Gunther takes his lone tenor solo on the first of Piltzecker's compositions, "Roaring Fork Closure," on which the leader and Goode also have their say. A second Piltzecker original, "We'll Get Through This," written during the pandemic, is a well-grooved charmer on which Teppa's opening solo is followed by brisk four-bar exchanges between Goode and McKee and a dazzling coda by the ensemble. Oliver Nelson's "Stolen Moments," heard most often as a ballad, is given a Latinized intro that leads to more straight-ahead moments and creative solos by Piltzecker, McKee and Goode.

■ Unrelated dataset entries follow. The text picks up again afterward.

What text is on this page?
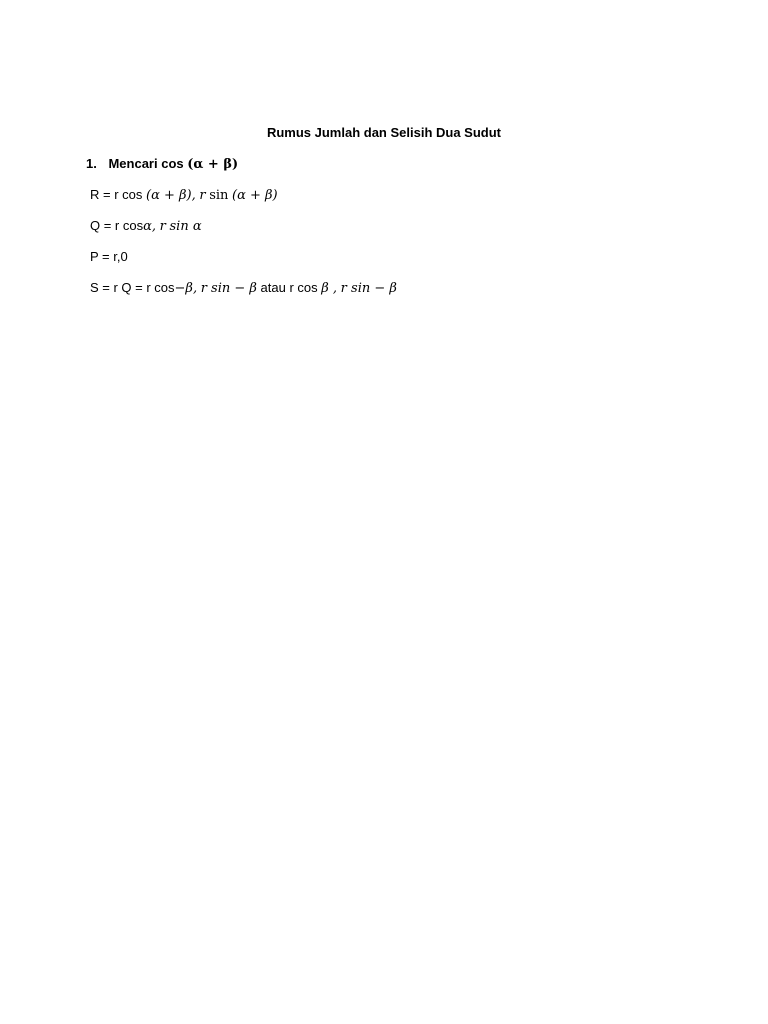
Rumus Jumlah dan Selisih Dua Sudut
1. Mencari cos (α + β)
R = r cos (α + β), r sin (α + β)
Q = r cosα, r sin α
P = r,0
S = r Q = r cos−β, r sin − β atau r cos β , r sin − β
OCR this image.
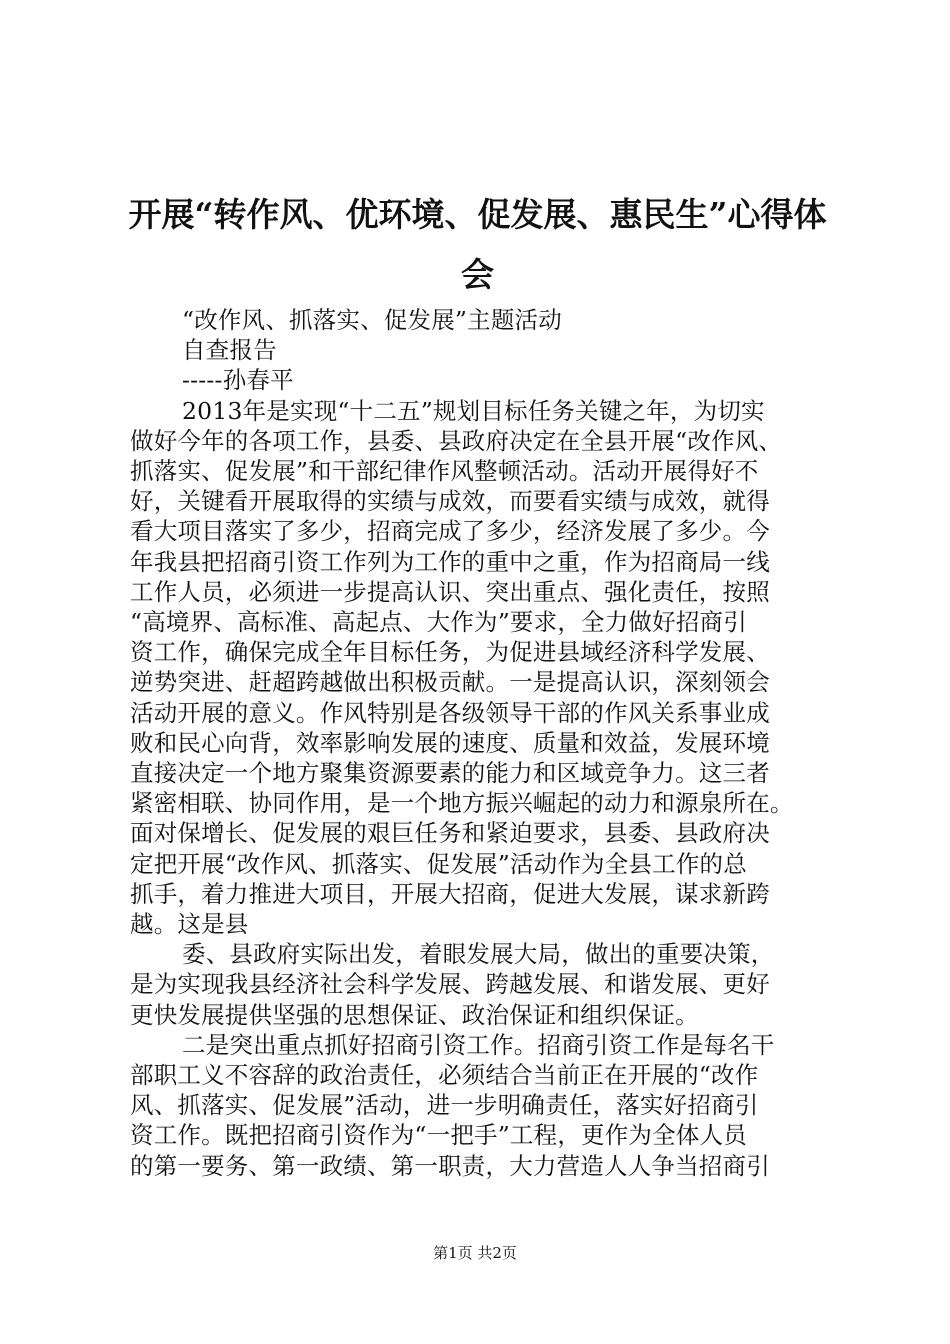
开展“转作风、优环境、促发展、惠民生”心得体会
“改作风、抓落实、促发展”主题活动
自查报告
-----孙春平
2013年是实现“十二五”规划目标任务关键之年，为切实
做好今年的各项工作，县委、县政府决定在全县开展“改作风、
抓落实、促发展”和干部纪律作风整顿活动。活动开展得好不
好，关键看开展取得的实绩与成效，而要看实绩与成效，就得
看大项目落实了多少，招商完成了多少，经济发展了多少。今
年我县把招商引资工作列为工作的重中之重，作为招商局一线
工作人员，必须进一步提高认识、突出重点、强化责任，按照
“高境界、高标准、高起点、大作为”要求，全力做好招商引
资工作，确保完成全年目标任务，为促进县域经济科学发展、
逆势突进、赶超跨越做出积极贡献。一是提高认识，深刻领会
活动开展的意义。作风特别是各级领导干部的作风关系事业成
败和民心向背，效率影响发展的速度、质量和效益，发展环境
直接决定一个地方聚集资源要素的能力和区域竞争力。这三者
紧密相联、协同作用，是一个地方振兴崛起的动力和源泉所在。
面对保增长、促发展的艰巨任务和紧迫要求，县委、县政府决
定把开展“改作风、抓落实、促发展”活动作为全县工作的总
抓手，着力推进大项目，开展大招商，促进大发展，谋求新跨
越。这是县
委、县政府实际出发，着眼发展大局，做出的重要决策，
是为实现我县经济社会科学发展、跨越发展、和谐发展、更好
更快发展提供坚强的思想保证、政治保证和组织保证。
二是突出重点抓好招商引资工作。招商引资工作是每名干
部职工义不容辞的政治责任，必须结合当前正在开展的“改作
风、抓落实、促发展”活动，进一步明确责任，落实好招商引
资工作。既把招商引资作为“一把手”工程，更作为全体人员
的第一要务、第一政绩、第一职责，大力营造人人争当招商引
第1页 共2页
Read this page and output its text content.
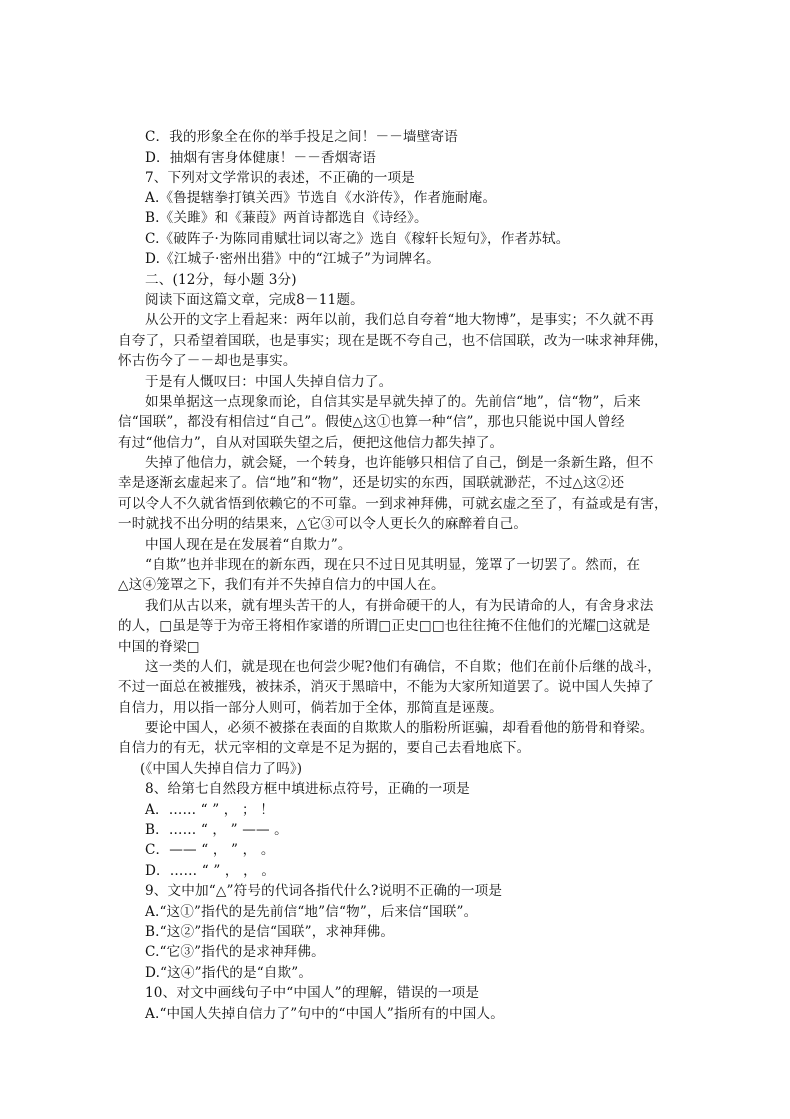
C．我的形象全在你的举手投足之间！－－墙壁寄语

D．抽烟有害身体健康！－－香烟寄语

7、下列对文学常识的表述，不正确的一项是

A.《鲁提辖拳打镇关西》节选自《水浒传》，作者施耐庵。

B.《关雎》和《蒹葭》两首诗都选自《诗经》。

C.《破阵子·为陈同甫赋壮词以寄之》选自《稼轩长短句》，作者苏轼。

D.《江城子·密州出猎》中的“江城子”为词牌名。

二、(12分，每小题 3分)

阅读下面这篇文章，完成8－11题。

从公开的文字上看起来：两年以前，我们总自夸着“地大物博”，是事实；不久就不再

自夸了，只希望着国联，也是事实；现在是既不夸自己，也不信国联，改为一味求神拜佛，

怀古伤今了－－却也是事实。

于是有人慨叹曰：中国人失掉自信力了。

如果单据这一点现象而论，自信其实是早就失掉了的。先前信“地”，信“物”，后来

信“国联”，都没有相信过“自己”。假使△这①也算一种“信”，那也只能说中国人曾经

有过“他信力”，自从对国联失望之后，便把这他信力都失掉了。

失掉了他信力，就会疑，一个转身，也许能够只相信了自己，倒是一条新生路，但不

幸是逐渐玄虚起来了。信“地”和“物”，还是切实的东西，国联就渺茫，不过△这②还

可以令人不久就省悟到依赖它的不可靠。一到求神拜佛，可就玄虚之至了，有益或是有害，

一时就找不出分明的结果来，△它③可以令人更长久的麻醉着自己。

中国人现在是在发展着“自欺力”。

“自欺”也并非现在的新东西，现在只不过日见其明显，笼罩了一切罢了。然而，在

△这④笼罩之下，我们有并不失掉自信力的中国人在。

我们从古以来，就有埋头苦干的人，有拼命硬干的人，有为民请命的人，有舍身求法

的人，□虽是等于为帝王将相作家谱的所谓□正史□□也往往掩不住他们的光耀□这就是

中国的脊梁□

这一类的人们，就是现在也何尝少呢?他们有确信，不自欺；他们在前仆后继的战斗，

不过一面总在被摧残，被抹杀，消灭于黑暗中，不能为大家所知道罢了。说中国人失掉了

自信力，用以指一部分人则可，倘若加于全体，那简直是诬蔑。

要论中国人，必须不被搽在表面的自欺欺人的脂粉所诓骗，却看看他的筋骨和脊梁。

自信力的有无，状元宰相的文章是不足为据的，要自己去看地底下。

(《中国人失掉自信力了吗》)

8、给第七自然段方框中填进标点符号，正确的一项是

A．…… “ ” ， ； ！

B．…… “ ， ” —— 。

C．—— “ ， ” ， 。

D．…… “ ” ， ， 。

9、文中加“△”符号的代词各指代什么?说明不正确的一项是

A.“这①”指代的是先前信“地”信“物”，后来信“国联”。

B.“这②”指代的是信“国联”，求神拜佛。

C.“它③”指代的是求神拜佛。

D.“这④”指代的是“自欺”。

10、对文中画线句子中“中国人”的理解，错误的一项是

A.“中国人失掉自信力了”句中的“中国人”指所有的中国人。
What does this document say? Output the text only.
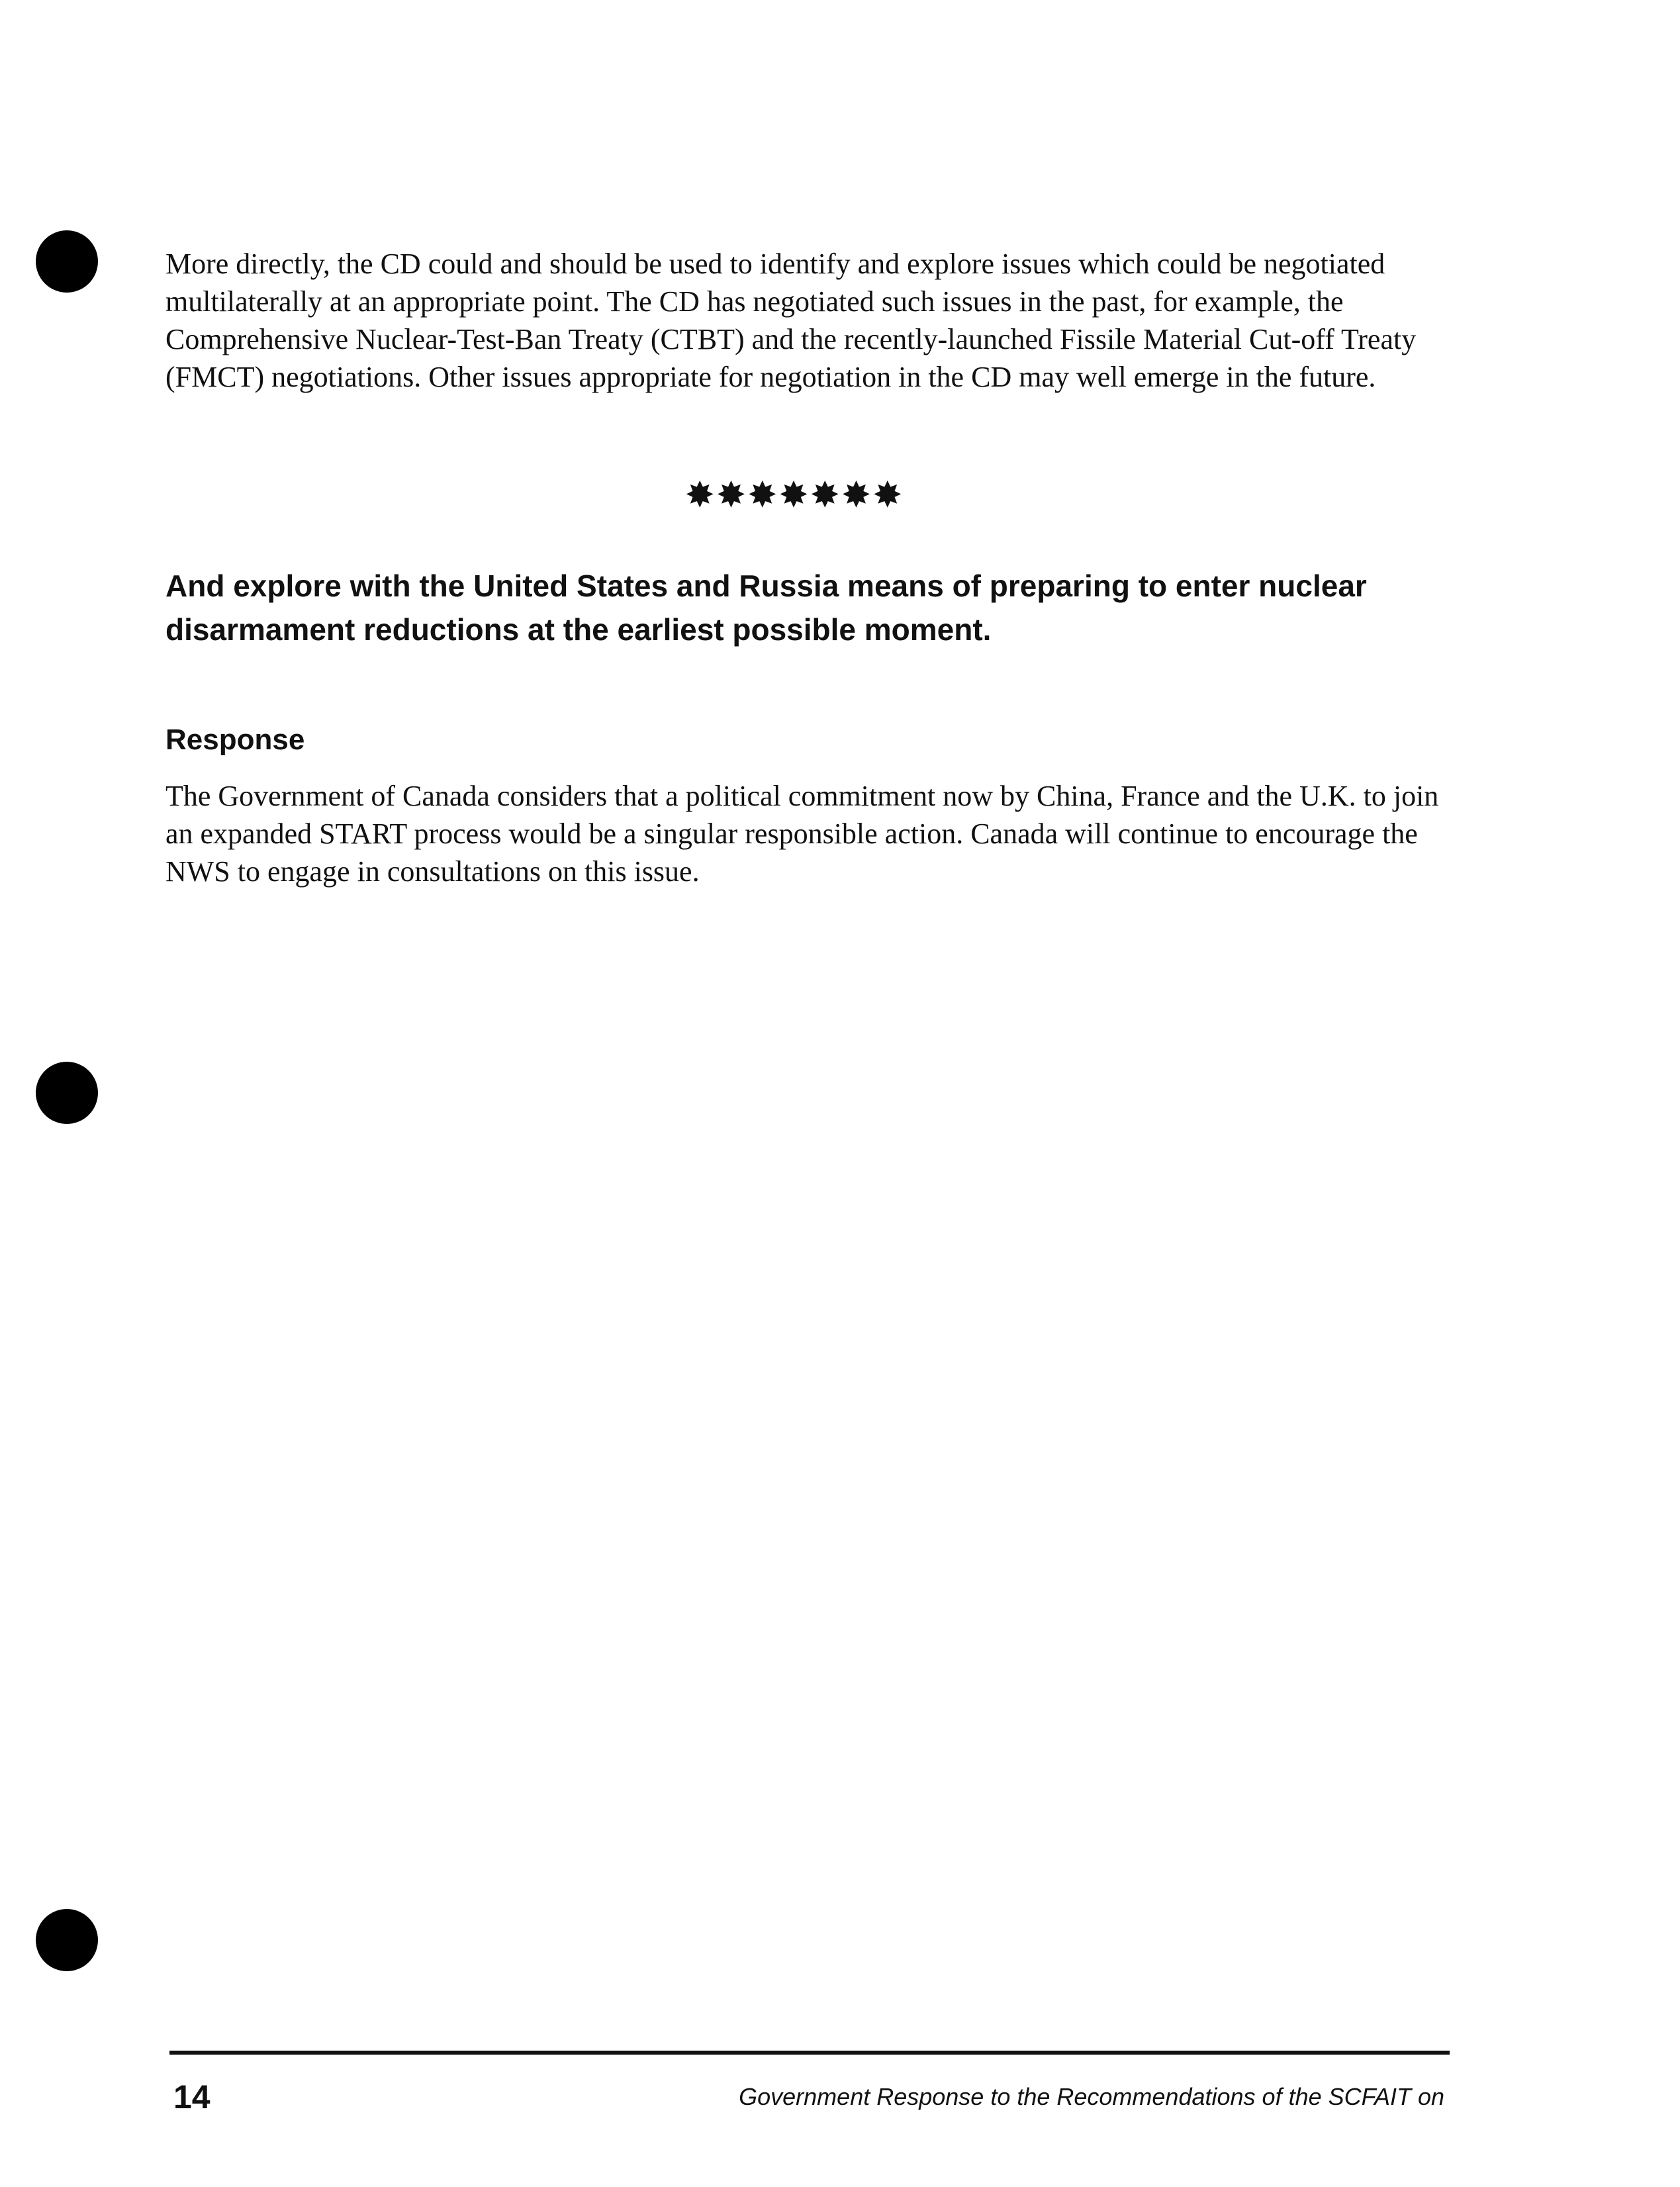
More directly, the CD could and should be used to identify and explore issues which could be negotiated multilaterally at an appropriate point. The CD has negotiated such issues in the past, for example, the Comprehensive Nuclear-Test-Ban Treaty (CTBT) and the recently-launched Fissile Material Cut-off Treaty (FMCT) negotiations. Other issues appropriate for negotiation in the CD may well emerge in the future.

✸✸✸✸✸✸✸

And explore with the United States and Russia means of preparing to enter nuclear disarmament reductions at the earliest possible moment.

Response

The Government of Canada considers that a political commitment now by China, France and the U.K. to join an expanded START process would be a singular responsible action. Canada will continue to encourage the NWS to engage in consultations on this issue.

14	Government Response to the Recommendations of the SCFAIT on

Lee Konitz's "Subconscious Lee" is a flat-out swinger on which Gunther's bass clarinet is a focal point, as it is on Hoagy Carmichael's lyrical, easygoing "New Orleans," with solos by Piltzecker and Romaine on "Lee," Gunther, Piltzecker, Romaine and Teppa (arco) on "New Orleans." The leader features himself (with McKee) on Johnny Burke/Jimmy Van Heusen's exquisite standard, "It Could Happen to You," which leads to Keith Jarrett's meditative "In Your Quiet Place" (superb duo work midway by Piltzecker and Teppa, perceptive solo by Swindler on baritone) and Miles Davis/Victor Feldman's lively "Seven Steps to Heaven" (gently introduced by Piltzecker's mellow vibraphone) whose animated solos are by Swindler and Romaine.

"Bus," the last of Piltzecker's originals, is a through-written twelve-tone set piece whose melody is fashioned by Leclair's bassoon and what sounds like a harpsichord, although none is listed, before reaching a mildly discordant climax. That is an outlier, one that in no way detracts from the album's over-all excellence (and in some ears may add to it). Piltzecker's trip from New York to Colorado, where he once served as director of the annual Aspen Jazz Festival, was more than worthwhile, as it has produced one of 2023's more inspired and pleasurable albums.